FDA approves new type 2 diabetes drug
The FDA has approved a new drug treatment to help improve blood glucose levels in type 2 diabetics—Boehringer Ingelheim and Eli Lilly's linagliptin (Tradjenta).

The drug is used in combination with diet and exercise and has been proven to be safe and effective in type 2 diabetes patients in eight double-blind, placebo-controlled studies enrolling an estimated 3,800 patients, according to the FDA.

"This approval provides another treatment option for the millions of Americans with type 2 diabetes," said Mary Parks, MD, director of the Division of Metabolism and Endocrinology Products in the FDA’s Center for Drug Evaluation and Research. “It is effective when used alone or when added to existing treatment regimens.”

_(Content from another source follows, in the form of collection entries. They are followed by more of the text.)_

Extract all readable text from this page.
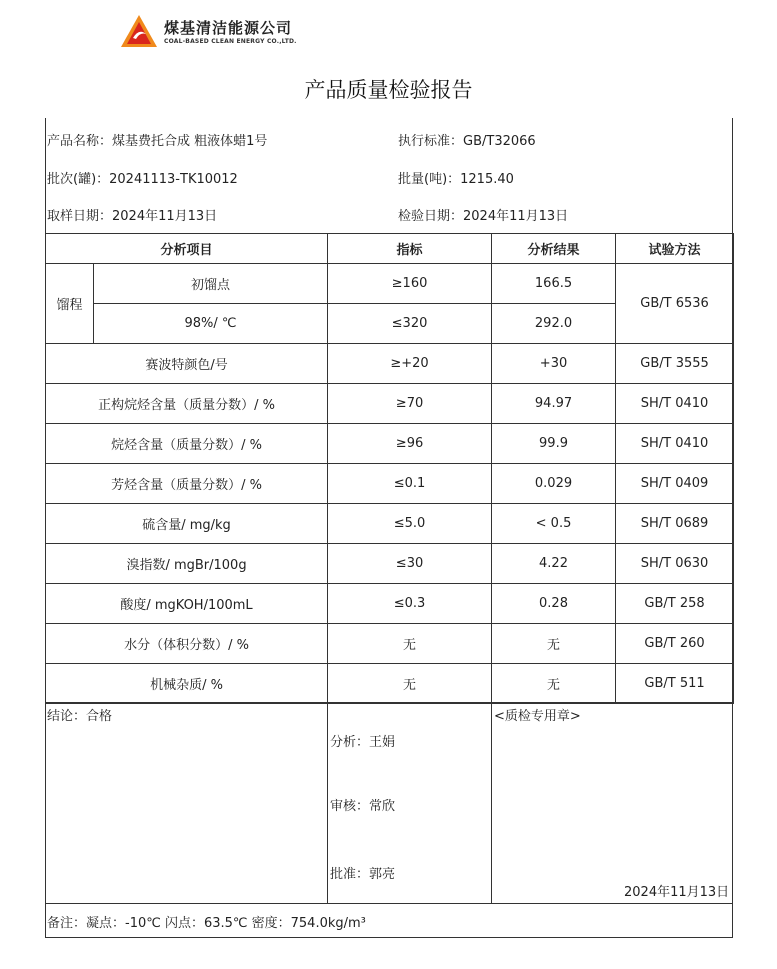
煤基清洁能源公司
COAL-BASED CLEAN ENERGY CO.,LTD.
产品质量检验报告
产品名称：煤基费托合成 粗液体蜡1号	执行标准：GB/T32066
批次(罐)：20241113-TK10012	批量(吨)：1215.40
取样日期：2024年11月13日	检验日期：2024年11月13日
分析项目		指标	分析结果	试验方法
馏程	初馏点	≥160	166.5	GB/T 6536
	98%/ ℃	≤320	292.0	
赛波特颜色/号		≥+20	+30	GB/T 3555
正构烷烃含量（质量分数）/ %		≥70	94.97	SH/T 0410
烷烃含量（质量分数）/ %		≥96	99.9	SH/T 0410
芳烃含量（质量分数）/ %		≤0.1	0.029	SH/T 0409
硫含量/ mg/kg		≤5.0	< 0.5	SH/T 0689
溴指数/ mgBr/100g		≤30	4.22	SH/T 0630
酸度/ mgKOH/100mL		≤0.3	0.28	GB/T 258
水分（体积分数）/ %		无	无	GB/T 260
机械杂质/ %		无	无	GB/T 511
结论：合格
分析：王娟
审核：常欣
批准：郭亮
<质检专用章>
2024年11月13日
备注：凝点：-10℃ 闪点：63.5℃ 密度：754.0kg/m³
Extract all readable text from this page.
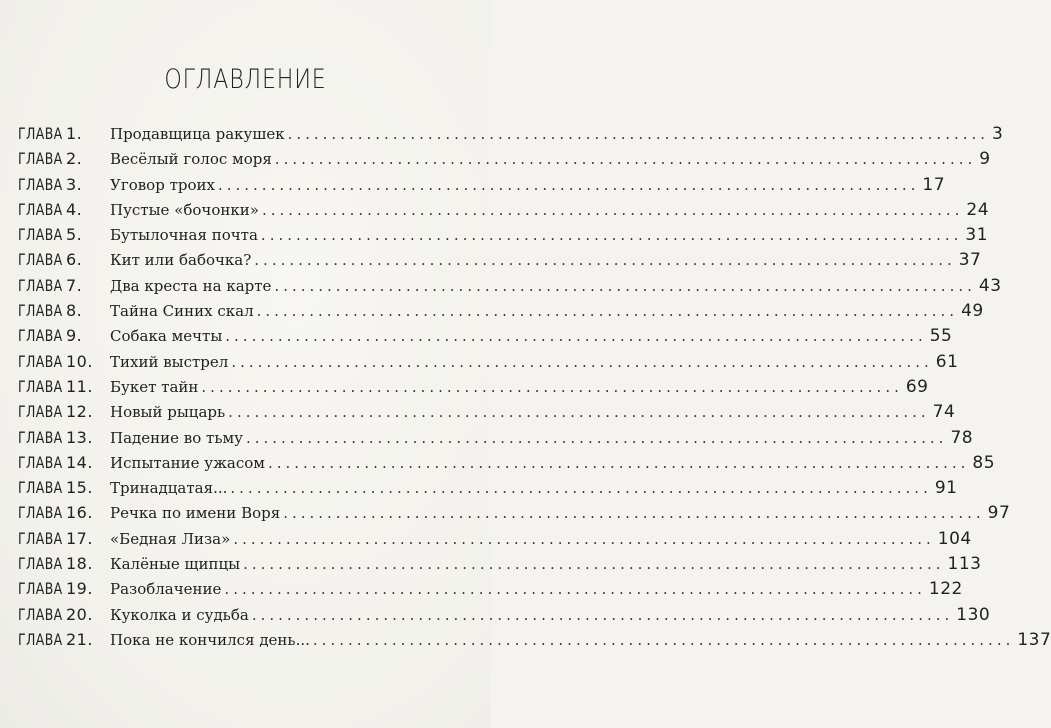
ОГЛАВЛЕНИЕ
ГЛАВА 1.	Продавщица ракушек ................................................................................ 3
ГЛАВА 2.	Весёлый голос моря ................................................................................ 9
ГЛАВА 3.	Уговор троих ................................................................................ 17
ГЛАВА 4.	Пустые «бочонки» ................................................................................ 24
ГЛАВА 5.	Бутылочная почта ................................................................................ 31
ГЛАВА 6.	Кит или бабочка? ................................................................................ 37
ГЛАВА 7.	Два креста на карте ................................................................................ 43
ГЛАВА 8.	Тайна Синих скал ................................................................................ 49
ГЛАВА 9.	Собака мечты ................................................................................ 55
ГЛАВА 10.	Тихий выстрел ................................................................................ 61
ГЛАВА 11.	Букет тайн ................................................................................ 69
ГЛАВА 12.	Новый рыцарь ................................................................................ 74
ГЛАВА 13.	Падение во тьму ................................................................................ 78
ГЛАВА 14.	Испытание ужасом ................................................................................ 85
ГЛАВА 15.	Тринадцатая... ................................................................................ 91
ГЛАВА 16.	Речка по имени Воря ................................................................................ 97
ГЛАВА 17.	«Бедная Лиза» ................................................................................ 104
ГЛАВА 18.	Калёные щипцы ................................................................................ 113
ГЛАВА 19.	Разоблачение ................................................................................ 122
ГЛАВА 20.	Куколка и судьба ................................................................................ 130
ГЛАВА 21.	Пока не кончился день... ................................................................................ 137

Type 2 diabetes affects between 90 to 95 percent of the 24 million patients diagnosed with diabetes in the U.S., and linagliptin works by increasing a patient’s hormone level to stimulate the release of insulin after a meal by blocking the dipeptidyl peptidase-4 (DPP-4) enzyme.

The FDA said that the drug has been evaluated as a stand-alone treatment and in combination with other type 2 diabetes therapy including metformin, glimepiride (Amaryl, Sanofi-Aventis) and pioglitazone (Actos, Takeda Pharmaceuticals). However, the agency linagliptin has not been evaluated in combination with insulin and thus should not be used to treat type 1 diabetic patients or those who have diabetic ketoacidosis.

The FDA said that while the most common side effects of the drug are upper respitory infection, linagliptin will be marketed alongside a FDA Patient Package Insert outlining the drug’s benefits, as well as its risks.